Rendu public la semaine dernière, l’accord a provoqué l’indignation populaire en Équateur, où il est à juste titre répugné comme une violation grotesque de la souveraineté et de la constitution du pays, ainsi qu’une menace pour l’un des sites les plus précieux et les plus sensibles de la planète du point de vue écologique.

San Cristobal, où l’armée américaine doit être basée, est l’île où Charles Darwin a débarqué pour la première fois à terre du HMS Beagle en 1835. Située au confluent de trois courants océaniques, site d’une activité sismique et volcanique continue et extrêmement isolée – à 620 kilomètres au large des côtes de l’Équateur – l’île a donné naissance à des formes uniques de vie animale. Ceux-ci incluent l’iguane terrestre, la tortue géante et les nombreux types de pinsons, qui ont inspiré la théorie de l’évolution de Darwin sur la sélection naturelle.

Désignée par l’UNESCO comme site du patrimoine mondial et une réserve de la biosphère, l’île va désormais devenir une rampe de lancement pour les opérations prédatrices et meurtrières du militarisme américain en Amérique latine. La base constituera une menace directe pour la vie et la liberté des habitants de la région, ainsi que pour l’intégrité environnementale de l’une des zones de biodiversité les plus précieuses de la planète.

Rien ne pourrait exprimer plus clairement la soumission servile à l’impérialisme et à la criminalité pure et simple des classes dirigeantes capitalistes d’Amérique latine.

Vantant l’accord avec le Pentagone, le ministre de la défense de l’Équateur, le général à la retraite Oswaldo Jarrín, a déclaré: « les Galapagos sont pour l’Equateur notre porte-avions, c’est notre porte-avions naturel, car elles assurent la permanence, le réapprovisionnement, les installations d’interception et elles sont à 1000 kilomètres de nos côtes.»

Une otarie à l’île San Cristóbal aux Galapagos

Depuis 2008, la constitution de l’Équateur proclame le pays «territoire de paix» et que «l’établissement de bases militaires étrangères ou d’installations étrangères à des fins militaires est interdit». Un an plus tard, le pays a expulsé le personnel militaire américain de sa base aérienne à Manta, sur la côte du Pacifique, à partir de laquelle il avait effectué des vols de surveillance sous prétexte de lutter contre le trafic de drogue.

Le ministre de la défense de l’Équateur a salué les prouesses du Pentagone, déclarant que «ce que la base [Manta] a fait à son époque peut être réalisé à présent par un seul avion, grâce à la technologie de pointe qui n’est possible d’acquérir que si vous avez la puissance d’un pays comme les États-Unis.»

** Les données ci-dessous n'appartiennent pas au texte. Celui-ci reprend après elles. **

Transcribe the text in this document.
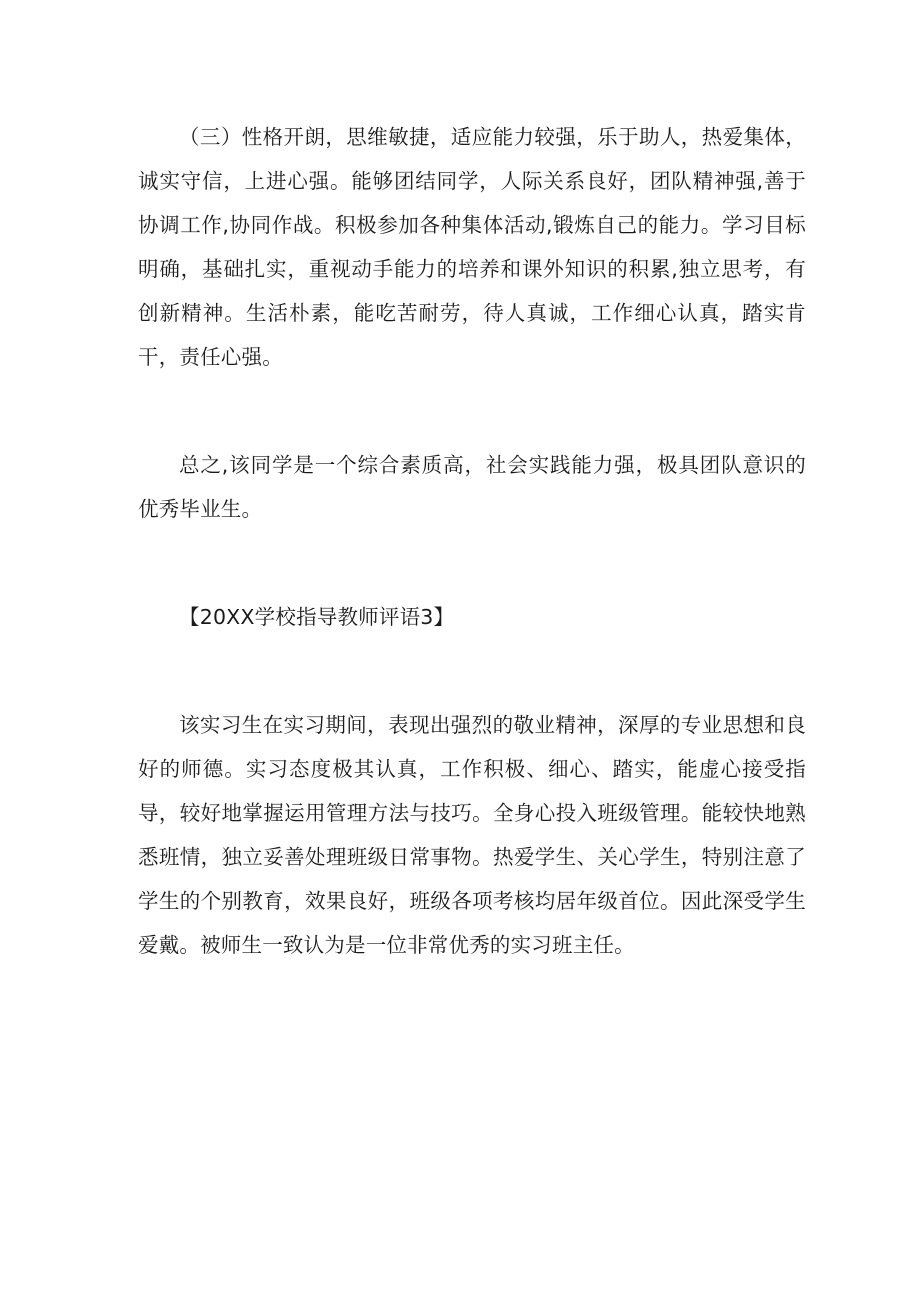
（三）性格开朗，思维敏捷，适应能力较强，乐于助人，热爱集体，诚实守信，上进心强。能够团结同学，人际关系良好，团队精神强,善于协调工作,协同作战。积极参加各种集体活动,锻炼自己的能力。学习目标明确，基础扎实，重视动手能力的培养和课外知识的积累,独立思考，有创新精神。生活朴素，能吃苦耐劳，待人真诚，工作细心认真，踏实肯干，责任心强。

总之,该同学是一个综合素质高，社会实践能力强，极具团队意识的优秀毕业生。

【20XX学校指导教师评语3】

该实习生在实习期间，表现出强烈的敬业精神，深厚的专业思想和良好的师德。实习态度极其认真，工作积极、细心、踏实，能虚心接受指导，较好地掌握运用管理方法与技巧。全身心投入班级管理。能较快地熟悉班情，独立妥善处理班级日常事物。热爱学生、关心学生，特别注意了学生的个别教育，效果良好，班级各项考核均居年级首位。因此深受学生爱戴。被师生一致认为是一位非常优秀的实习班主任。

L’avion auquel il fait référence est un Boeing 707, Système aéroporté d’alerte et de contrôle (AWACS), avec une autonomie de plus de 4500 milles marins. Volant à 30.000 pieds, il est capable de surveiller une zone couvrant 120.000 milles carrés. À partir de sa base aux Galapagos, cet avion puissant sera capable de préparer une invasion du Venezuela, d’espionner le peuple équatorien ou même de suivre le flux de migrants en provenance d’Amérique centrale vers le nord. Il sera accompagné d’un avion Lockheed Orion P3, un avion développé pendant la guerre froide pour pister les sous-marins nucléaires soviétiques.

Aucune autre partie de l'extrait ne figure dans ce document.